First of all, you need to stand firm in the faith. Verse 23 talks about being “established and firm.” That word “established” means having a good foundation. The word “firm” speaks of not being moved. These words recall Jesus’ words in Matthew 7 about building your house on the rock where Jesus said: “Everyone who hears these words of mine and puts them into practice is like a wise man who built his house on the rock.” (Matthew 7:24)

      2) Hold on to your hope (Colossians 1:5)

And secondly you need to hold on to your hope. Paul says: “… if you continue in your faith, established and firm, not moved from the hope held out in the gospel.” (Colossians 1:23) “Not moved” means not to move or shift around from one place to another, like an earthquake shifting or moving the foundation of a house.
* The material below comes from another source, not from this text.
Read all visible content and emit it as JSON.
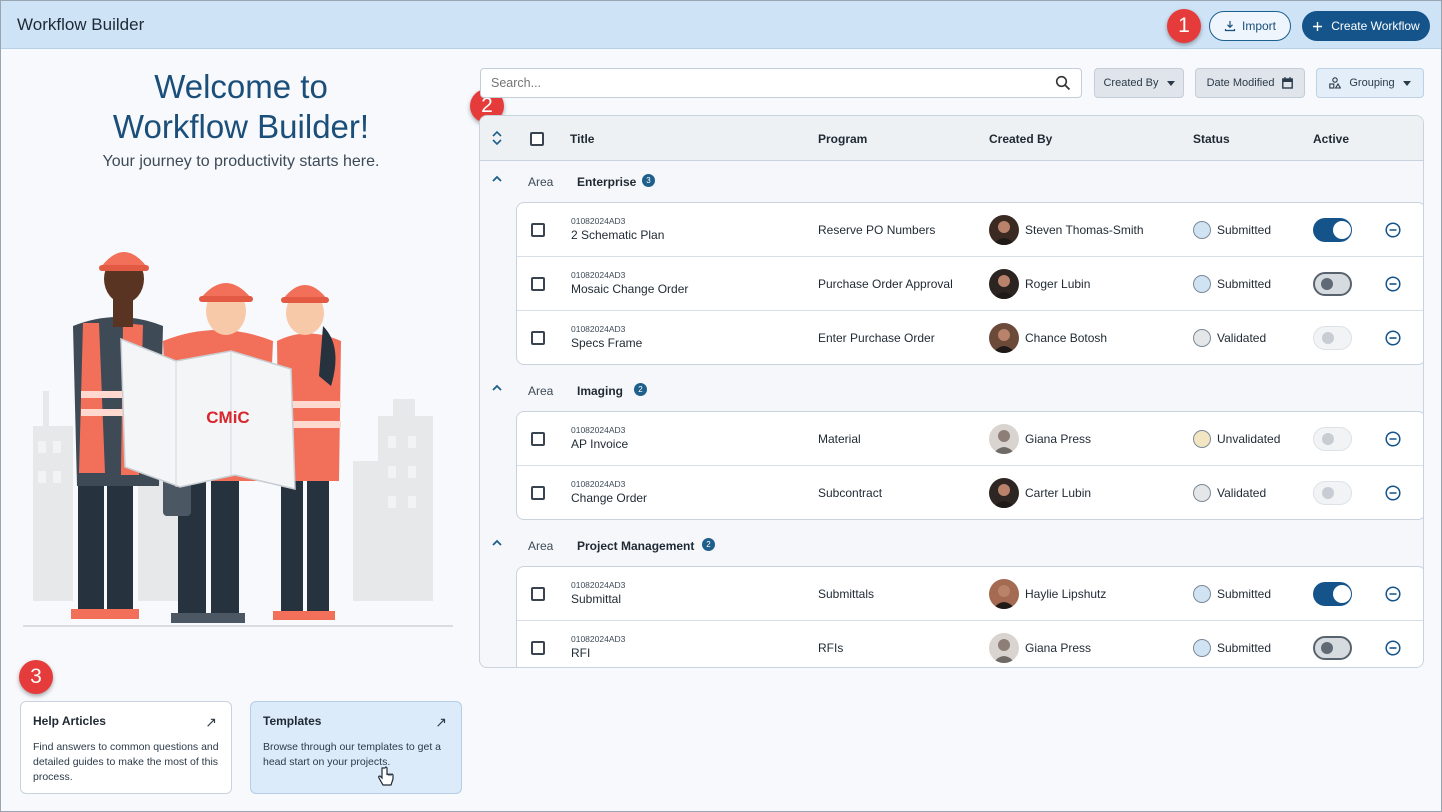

Paul spoke in Colossians 1:5 of “the hope that is stored up for you in heaven.” (Colossians 1:5) Now we know what that hope is. It is the hope of being presented perfect through Christ in God’s sight on the day of judgment.

So stand firm in the faith. Stand firm in your faith in Jesus Christ. Stand firm in your faith in the gospel. Stand firm in the truth about God and Jesus as found in God’s word. And hold on to your hope. If you have put your faith in Christ, God has reconciled you to himself by Christ’s physical body through death and he will present you holy in his sight, without blemish and free from accusation.

   C. The gospel is proclaimed to every creature under heaven

Finally we read in verse 23: “This is the gospel that you heard and that has been proclaimed to every creature under heaven, and of which I, Paul, have become a servant.” (Colossians 1:23)

      1) The gospel is meant to be heard and then shared

There are three things we learn from this final verse. First of all, the gospel is meant to be heard and then shared. If you have heard the gospel and God has reconciled you to himself through Christ, then you need to share the gospel with others so that they too may be reconciled with God. We need a whole lot more “before and after pictures” of new believers.

      2) The gospel offer goes out to the whole world (Mark 16:15)

Secondly, the gospel offer goes out to the whole world. Paul describes the gospel here as that which has been proclaimed to every creature under heaven. Jesus said, “Go into all the world and preach the good news to all creation.” (Mark 16:15) Remember the gospel has personal application but universal implications. God will reconcile all things to himself through Jesus Christ.

      3) Are you a servant of the gospel?

The gospel is meant to be heard and then shared. The gospel offer goes out to the whole world. Which leads us to the question: Are you a servant of the gospel? That’s how Paul described himself. “This is the gospel … of which I, Paul, have become a servant.” (Colossians 1:23) We will be learning more about what it means to be a servant of the gospel next week, but for now just know that to be a servant of the gospel means that the gospel takes precedence in your life, that your whole life is dedicated to gospel of Jesus Christ and its furtherance in this world. It is part of living the Christ-centered life.

CONCLUSION: Last week we looked at the person of Christ. This week we have looked at the work of Christ. And we have seen that Christ’s great work in the gospel is the work of reconciliation. Although this has universal implications (God will reconcile all things to himself through Christ), it finds its primary application in God reconciling lost sinners to himself through Christ’s death on the cross.

Without Christ as reconciler we are alienated from God and enemies of God. Without Christ as reconciler we would spend eternity separated from God. Without Christ as reconciler we would have no hope.

But because of Christ’s death on the cross, God will reconcile all things to himself through Jesus Christ. This is the amazing work of Jesus Christ on the cross. This is what God calls you to believe and then share with others. This is the gospel.